Firstly by de-risking our correspondent relationships; secondly by applying our surveillance and due diligence controls involving these local banks and thirdly by raising the international standards through recommendations via organisations such as the Wolfsberg Group.”

Standard Chartered advocates a two-pronged approach which involves sharing industry best practices with local banks in order to raise their understanding and effectiveness of compliance controls, whilst also applying their own safeguards and client due diligence, thereby acting as a de facto additional line of control.

We don’t want them to be reliant on us – they should be, and many are, working on and have enhanced their own internal controls – but in practical terms, it can be the case that at times we function as an additional line of control for our respondent clients,” Meadows added.

Best practice

To support local engagement, FATF published guidance in 2014 clarifying its requirements regarding correspondent banking services. Specifically, it explains that the FATF recommendations do not require correspondent banks to conduct customer due diligence on each individual customer of their respondent institutions’ customers. It also emphasises that where identified MLTF risks cannot be managed in line with the risk-based approach, other alternatives to terminating business relationships with local banks should be considered first. These include refusing to conduct the transaction or filling a suspicious transaction report.

In addition to FATF guidance, there has also been extensive work to define what good international regulatory standards and best practices are by bodies such as the Wolfsberg Group. In April 2020, the Wolfsberg Group published a new version of the Correspondent Banking Due Diligence Questionnaire (“CBDDQ”) along with updated completion guidance and capacity building guidance.

There is also work under way to agree a reasonable level of assurance and building the knowledge and capabilities of respondent banks so that they can raise their standards to what international banks would expect them to be. In 2019, the Bankers Association for Finance and Trade, a US-based trade association for transaction banking, released a guidance document called ‘Respondent’s Playbook for Obtaining and Maintaining a Correspondent Banking Relationship’, that provides respondent banks with detailed practical information about the expectations of correspondent banks to increase chances that these expectations would be met.

FinTech opportunities

Recent studies indicate that the financial technology (“FinTech”) industry has played a critical role in expanding access to financial services following the outbreak of the Covid-19 pandemic, most notably in sub-Saharan Africa where mobile money accounts are already predominant. These include digital asset exchanges, payments, savings and wealth management. Such emerging digital solutions could also facilitate cross-border financial flows and provide a promising alternative to traditional correspondent banking in the near future.

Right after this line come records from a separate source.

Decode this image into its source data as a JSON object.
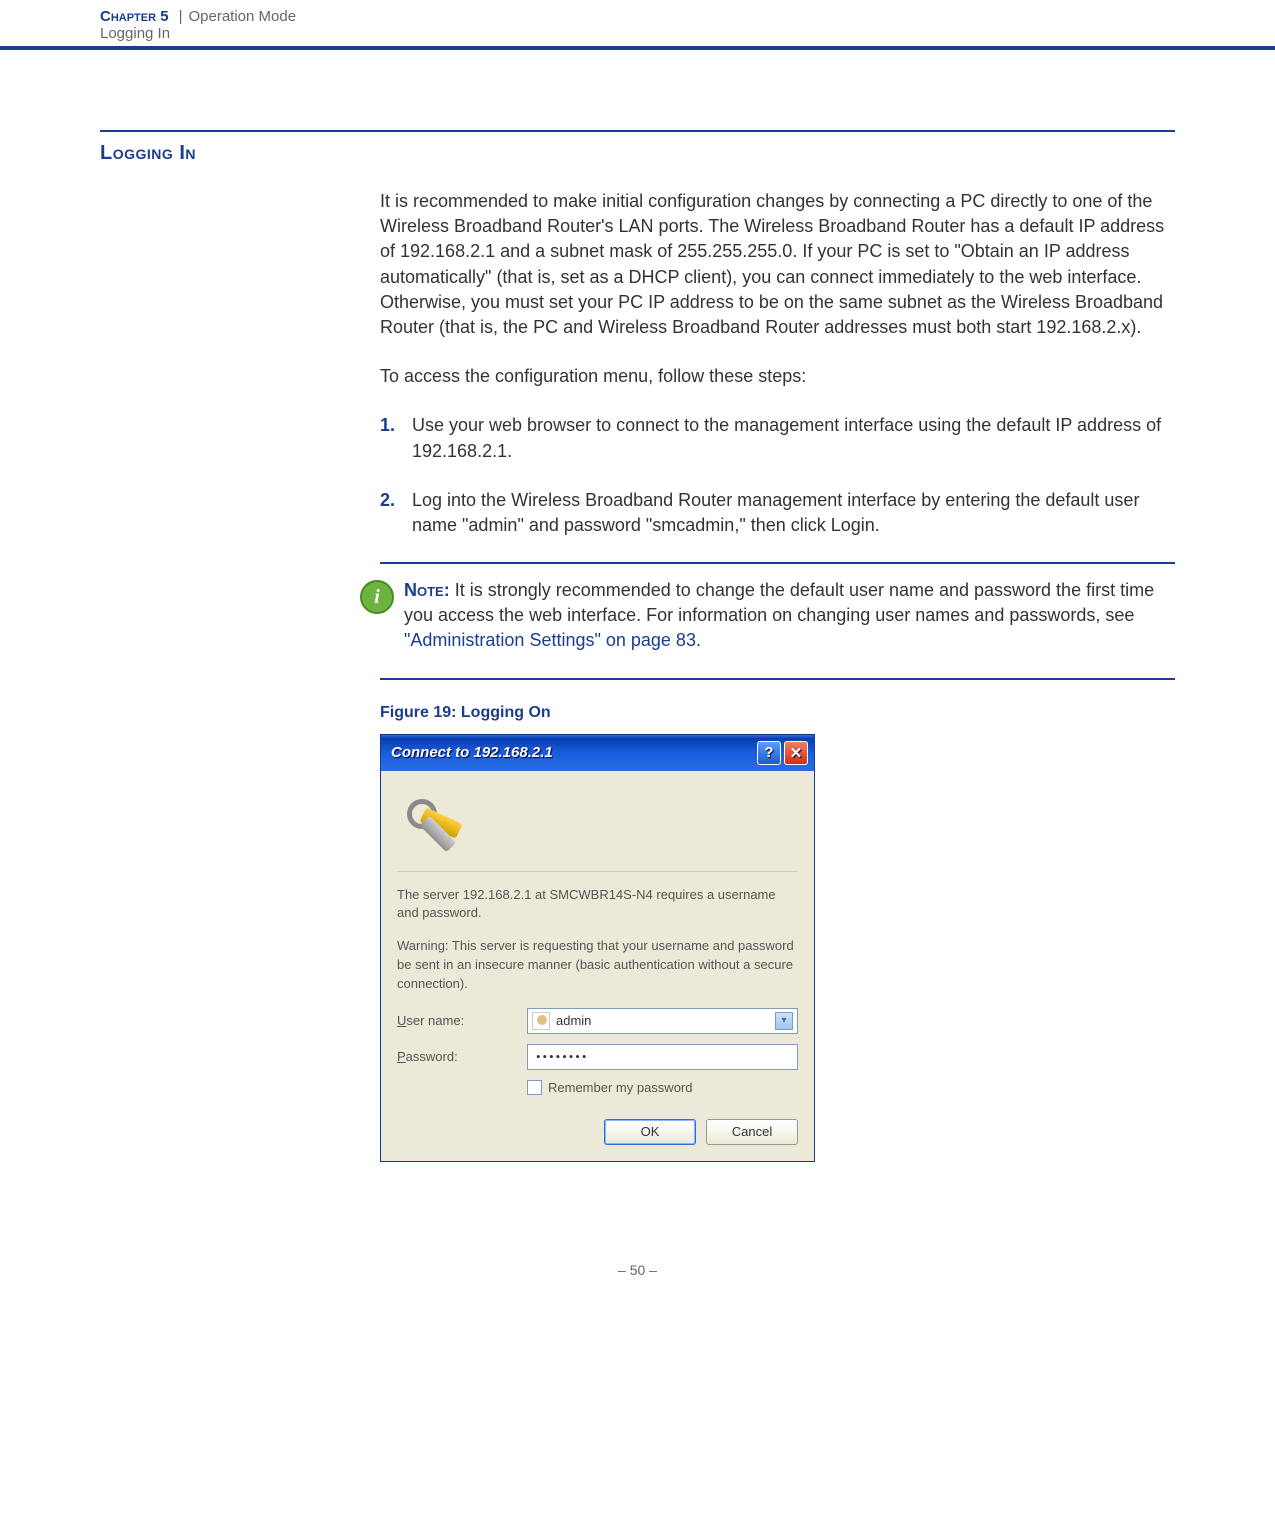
{
  "header": {
    "chapter_num": "Chapter 5",
    "separator": "|",
    "chapter_title": "Operation Mode",
    "subtitle": "Logging In"
  },
  "section": {
    "title": "Logging In"
  },
  "paragraphs": {
    "p1": "It is recommended to make initial configuration changes by connecting a PC directly to one of the Wireless Broadband Router's LAN ports. The Wireless Broadband Router has a default IP address of 192.168.2.1 and a subnet mask of 255.255.255.0. If your PC is set to \"Obtain an IP address automatically\" (that is, set as a DHCP client), you can connect immediately to the web interface. Otherwise, you must set your PC IP address to be on the same subnet as the Wireless Broadband Router (that is, the PC and Wireless Broadband Router addresses must both start 192.168.2.x).",
    "p2": "To access the configuration menu, follow these steps:"
  },
  "steps": [
    {
      "num": "1.",
      "text": "Use your web browser to connect to the management interface using the default IP address of 192.168.2.1."
    },
    {
      "num": "2.",
      "text": "Log into the Wireless Broadband Router management interface by entering the default user name \"admin\" and password \"smcadmin,\" then click Login."
    }
  ],
  "note": {
    "label": "Note:",
    "text_before": " It is strongly recommended to change the default user name and password the first time you access the web interface. For information on changing user names and passwords, see ",
    "link": "\"Administration Settings\" on page 83",
    "text_after": "."
  },
  "figure": {
    "caption": "Figure 19:  Logging On"
  },
  "dialog": {
    "title": "Connect to 192.168.2.1",
    "help_symbol": "?",
    "close_symbol": "✕",
    "msg1": "The server 192.168.2.1 at SMCWBR14S-N4 requires a username and password.",
    "msg2": "Warning: This server is requesting that your username and password be sent in an insecure manner (basic authentication without a secure connection).",
    "username_label_u": "U",
    "username_label_rest": "ser name:",
    "username_value": "admin",
    "password_label_p": "P",
    "password_label_rest": "assword:",
    "password_value": "••••••••",
    "remember_r": "R",
    "remember_rest": "emember my password",
    "ok_label": "OK",
    "cancel_label": "Cancel",
    "combo_arrow": "▾"
  },
  "footer": {
    "page_num": "–  50  –"
  },
  "info_icon_symbol": "i"
}
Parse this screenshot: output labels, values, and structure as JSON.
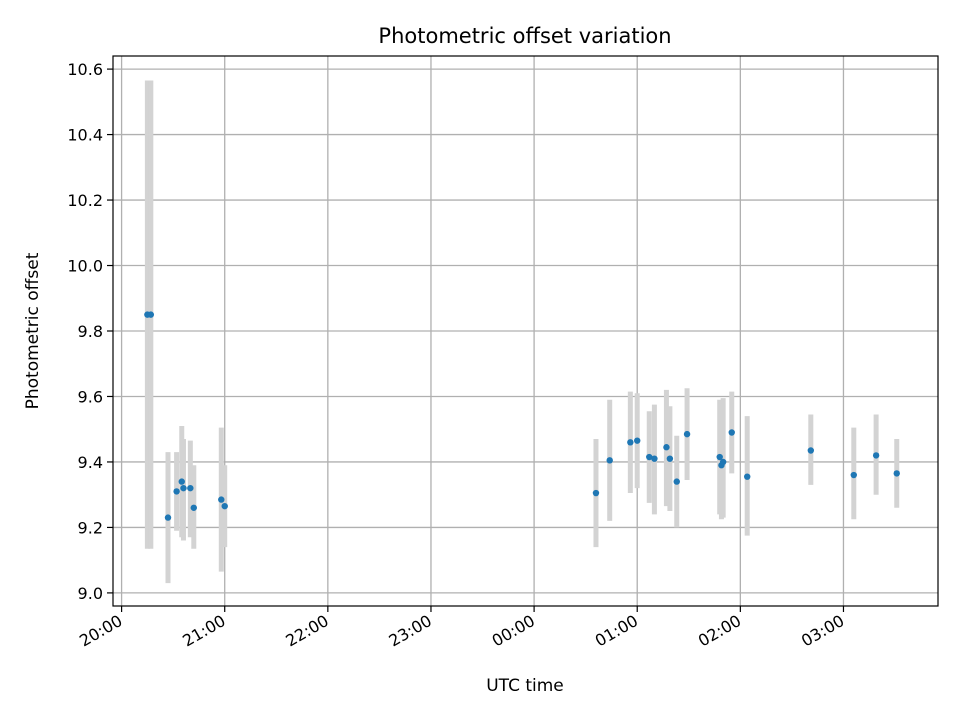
{
  "chart_data": {
    "type": "scatter",
    "title": "Photometric offset variation",
    "xlabel": "UTC time",
    "ylabel": "Photometric offset",
    "x_unit": "UTC hh:mm",
    "x_ticks": [
      "20:00",
      "21:00",
      "22:00",
      "23:00",
      "00:00",
      "01:00",
      "02:00",
      "03:00"
    ],
    "y_ticks": [
      "9.0",
      "9.2",
      "9.4",
      "9.6",
      "9.8",
      "10.0",
      "10.2",
      "10.4",
      "10.6"
    ],
    "xlim": [
      "19:55",
      "03:55"
    ],
    "ylim": [
      8.96,
      10.64
    ],
    "grid": true,
    "marker_color": "#1f77b4",
    "errorbar_color": "#d3d3d3",
    "series": [
      {
        "points": [
          {
            "x": "20:15",
            "y": 9.85,
            "lo": 9.135,
            "hi": 10.565
          },
          {
            "x": "20:17",
            "y": 9.85,
            "lo": 9.135,
            "hi": 10.565
          },
          {
            "x": "20:27",
            "y": 9.23,
            "lo": 9.03,
            "hi": 9.43
          },
          {
            "x": "20:32",
            "y": 9.31,
            "lo": 9.19,
            "hi": 9.43
          },
          {
            "x": "20:35",
            "y": 9.34,
            "lo": 9.17,
            "hi": 9.51
          },
          {
            "x": "20:36",
            "y": 9.32,
            "lo": 9.16,
            "hi": 9.47
          },
          {
            "x": "20:40",
            "y": 9.32,
            "lo": 9.17,
            "hi": 9.465
          },
          {
            "x": "20:42",
            "y": 9.26,
            "lo": 9.135,
            "hi": 9.39
          },
          {
            "x": "20:58",
            "y": 9.285,
            "lo": 9.065,
            "hi": 9.505
          },
          {
            "x": "21:00",
            "y": 9.265,
            "lo": 9.14,
            "hi": 9.39
          },
          {
            "x": "00:36",
            "y": 9.305,
            "lo": 9.14,
            "hi": 9.47
          },
          {
            "x": "00:44",
            "y": 9.405,
            "lo": 9.22,
            "hi": 9.59
          },
          {
            "x": "00:56",
            "y": 9.46,
            "lo": 9.305,
            "hi": 9.615
          },
          {
            "x": "01:00",
            "y": 9.465,
            "lo": 9.32,
            "hi": 9.61
          },
          {
            "x": "01:07",
            "y": 9.415,
            "lo": 9.275,
            "hi": 9.555
          },
          {
            "x": "01:10",
            "y": 9.41,
            "lo": 9.24,
            "hi": 9.575
          },
          {
            "x": "01:17",
            "y": 9.445,
            "lo": 9.265,
            "hi": 9.62
          },
          {
            "x": "01:19",
            "y": 9.41,
            "lo": 9.25,
            "hi": 9.57
          },
          {
            "x": "01:23",
            "y": 9.34,
            "lo": 9.2,
            "hi": 9.48
          },
          {
            "x": "01:29",
            "y": 9.485,
            "lo": 9.345,
            "hi": 9.625
          },
          {
            "x": "01:48",
            "y": 9.415,
            "lo": 9.24,
            "hi": 9.59
          },
          {
            "x": "01:49",
            "y": 9.39,
            "lo": 9.225,
            "hi": 9.585
          },
          {
            "x": "01:50",
            "y": 9.4,
            "lo": 9.23,
            "hi": 9.595
          },
          {
            "x": "01:55",
            "y": 9.49,
            "lo": 9.365,
            "hi": 9.615
          },
          {
            "x": "02:04",
            "y": 9.355,
            "lo": 9.175,
            "hi": 9.54
          },
          {
            "x": "02:41",
            "y": 9.435,
            "lo": 9.33,
            "hi": 9.545
          },
          {
            "x": "03:06",
            "y": 9.36,
            "lo": 9.225,
            "hi": 9.505
          },
          {
            "x": "03:19",
            "y": 9.42,
            "lo": 9.3,
            "hi": 9.545
          },
          {
            "x": "03:31",
            "y": 9.365,
            "lo": 9.26,
            "hi": 9.47
          }
        ]
      }
    ]
  }
}
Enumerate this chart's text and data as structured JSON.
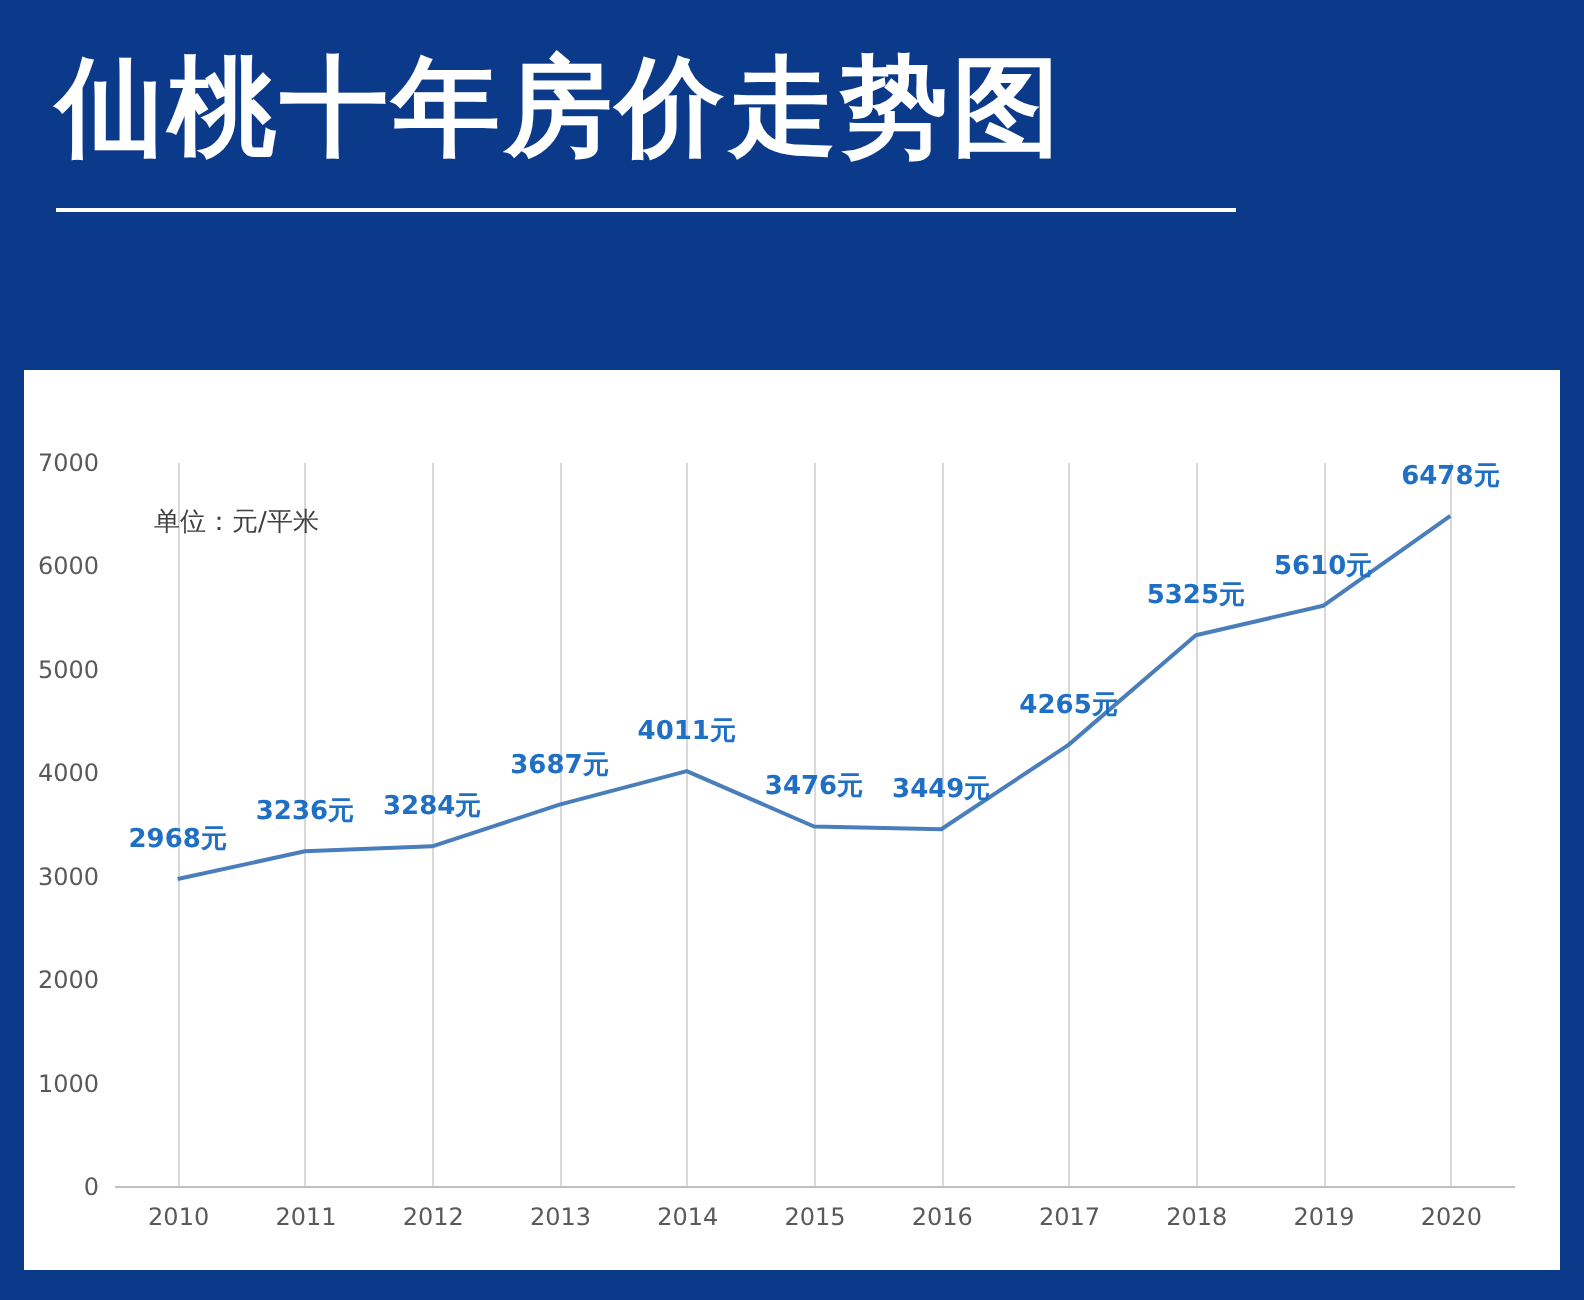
{
  "chart_data": {
    "type": "line",
    "title": "仙桃十年房价走势图",
    "categories": [
      "2010",
      "2011",
      "2012",
      "2013",
      "2014",
      "2015",
      "2016",
      "2017",
      "2018",
      "2019",
      "2020"
    ],
    "series": [
      {
        "color": "#4a7ebb",
        "values": [
          2968,
          3236,
          3284,
          3687,
          4011,
          3476,
          3449,
          4265,
          5325,
          5610,
          6478
        ],
        "value_labels": [
          "2968元",
          "3236元",
          "3284元",
          "3687元",
          "4011元",
          "3476元",
          "3449元",
          "4265元",
          "5325元",
          "5610元",
          "6478元"
        ]
      }
    ],
    "ylim": [
      0,
      7000
    ],
    "yticks": [
      0,
      1000,
      2000,
      3000,
      4000,
      5000,
      6000,
      7000
    ],
    "grid": "x",
    "marker": "none",
    "line_style": "solid",
    "annotations": [
      "单位：元/平米"
    ]
  }
}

Nonetheless, as Fintech solutions continue to grow, MLTF concerns are also likely to develop as in regular banking transactions. It therefore becomes even more critical that international companies, alongside policymakers, develop compliance programmes that address and deal with new challenges raised by these emerging technologies and play a stronger role in tackling financial crime.

Alongside financial institutions, given the financial resources and human capital at their disposal, multinational corporations also have a role to play to support effective AML and anti-bribery efforts. Foreign investors need to actively familiarise themselves with the political and business environment of the market they want to enter in sub-Saharan Africa, the basis for a more informed assessment of their vulnerabilities and conduct targeted due diligence to identify their counterparties’ specific exposure to financial crime and sanctions evasion.